Tullawon Health Care Service at Yalata and Ceduna Koonibba Aboriginal Health Service were among the recipients of a grant aimed at supporting Indigenous aged care services.
They were two of nine services helping Indigenous people living in aged care in regional, rural and remote communities to have benefited from more than $3.7 million in grants.
Tullawon was granted $900,000 for the construction of two aged care staff accommodation units at Yalata, while Ceduna Koonibba received $36,113.63 to purchase a duress alarm system, sliding doors and termite treatment and tree removal.
Tullawon chief executive officer Joanne Badke said the grant would be of great assistance to the health service.
“This grant is exciting for our health service,” she said.
“We’ve always been geographically challenged and housing is an issue for the community, so to be able to house these qualified workers is fantastic for us.”
She also said the grant would help improve skills and services at the facility.

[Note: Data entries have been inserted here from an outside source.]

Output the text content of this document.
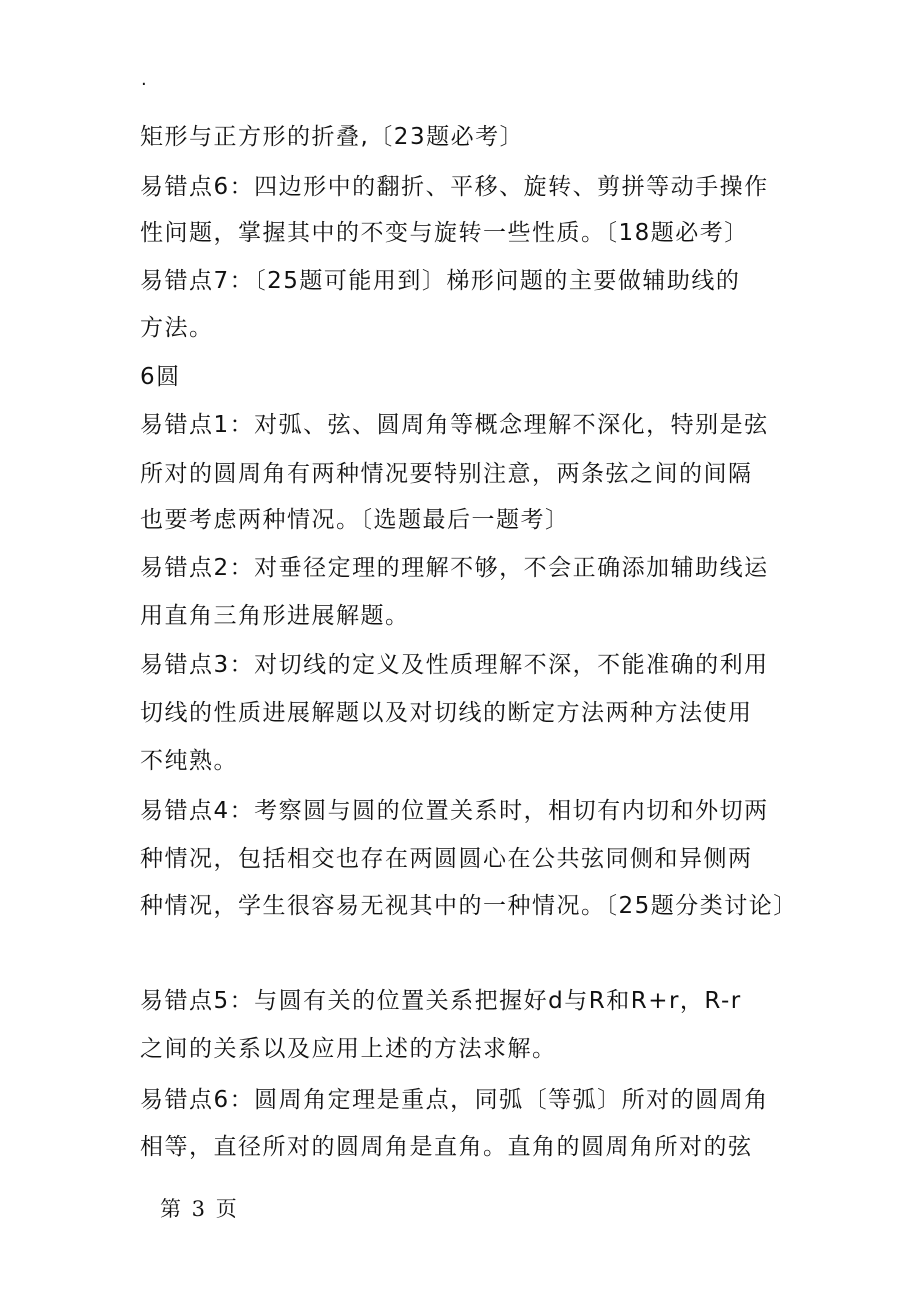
.
矩形与正方形的折叠,〔23题必考〕
易错点6：四边形中的翻折、平移、旋转、剪拼等动手操作
性问题，掌握其中的不变与旋转一些性质。〔18题必考〕
易错点7：〔25题可能用到〕梯形问题的主要做辅助线的
方法。
6圆
易错点1：对弧、弦、圆周角等概念理解不深化，特别是弦
所对的圆周角有两种情况要特别注意，两条弦之间的间隔
也要考虑两种情况。〔选题最后一题考〕
易错点2：对垂径定理的理解不够，不会正确添加辅助线运
用直角三角形进展解题。
易错点3：对切线的定义及性质理解不深，不能准确的利用
切线的性质进展解题以及对切线的断定方法两种方法使用
不纯熟。
易错点4：考察圆与圆的位置关系时，相切有内切和外切两
种情况，包括相交也存在两圆圆心在公共弦同侧和异侧两
种情况，学生很容易无视其中的一种情况。〔25题分类讨论〕
易错点5：与圆有关的位置关系把握好d与R和R+r，R-r
之间的关系以及应用上述的方法求解。
易错点6：圆周角定理是重点，同弧〔等弧〕所对的圆周角
相等，直径所对的圆周角是直角。直角的圆周角所对的弦
第 3 页
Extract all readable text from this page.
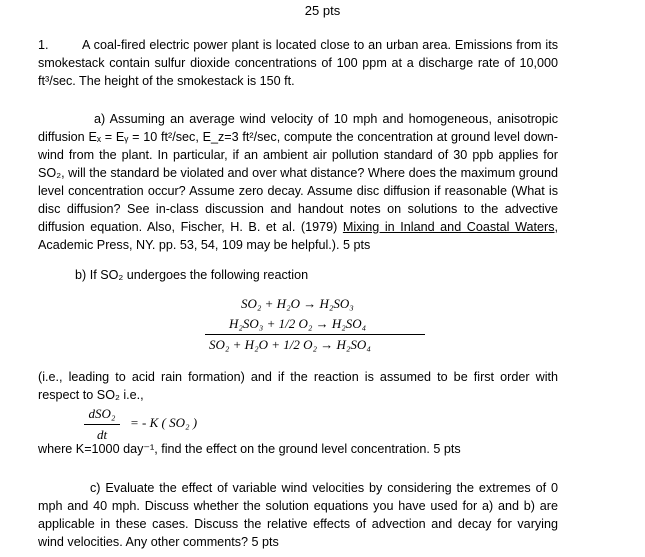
25 pts
1.	A coal-fired electric power plant is located close to an urban area. Emissions from its smokestack contain sulfur dioxide concentrations of 100 ppm at a discharge rate of 10,000 ft³/sec. The height of the smokestack is 150 ft.
a) Assuming an average wind velocity of 10 mph and homogeneous, anisotropic diffusion Eₓ = Eᵧ = 10 ft²/sec, E_z=3 ft²/sec, compute the concentration at ground level down-wind from the plant. In particular, if an ambient air pollution standard of 30 ppb applies for SO₂, will the standard be violated and over what distance? Where does the maximum ground level concentration occur? Assume zero decay. Assume disc diffusion if reasonable (What is disc diffusion? See in-class discussion and handout notes on solutions to the advective diffusion equation. Also, Fischer, H. B. et al. (1979) Mixing in Inland and Coastal Waters, Academic Press, NY. pp. 53, 54, 109 may be helpful.). 5 pts
b) If SO₂ undergoes the following reaction
SO₂ + H₂O → H₂SO₃
H₂SO₃ + 1/2 O₂ → H₂SO₄
SO₂ + H₂O + 1/2 O₂ → H₂SO₄
(i.e., leading to acid rain formation) and if the reaction is assumed to be first order with respect to SO₂ i.e.,
dSO₂
dt
= - K ( SO₂ )
where K=1000 day⁻¹, find the effect on the ground level concentration. 5 pts
c) Evaluate the effect of variable wind velocities by considering the extremes of 0 mph and 40 mph. Discuss whether the solution equations you have used for a) and b) are applicable in these cases. Discuss the relative effects of advection and decay for varying wind velocities. Any other comments? 5 pts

Aged Care and Indigenous Health Minister Ken Wyatt said the grants, under the federal government’s National Aboriginal and Torres Strait Islander Flexible Aged Care Program, were in addition to the $33.5 million the program provided annually for service delivery.
“The National Aboriginal and Torres Strait Islander Flexible Aged Care Program is designed specifically to improve services to elderly indigenous people, mainly in remote locations,” he said.
The grants also give providers an opportunity to refurbish or upgrade living spaces for clients or staff, buy a range of necessary equipment for kitchens or laundries, and to fulfill medical or security requirements.
“The government’s reform vision is to deliver integrated aged care services not only to major centres, but also to small regional and remote communities.
“We want aged care that is flexible, non-discriminatory and culturally appropriate, no matter where people live, and inclusive of elderly Indigenous Australians who are among our most vulnerable citizens.”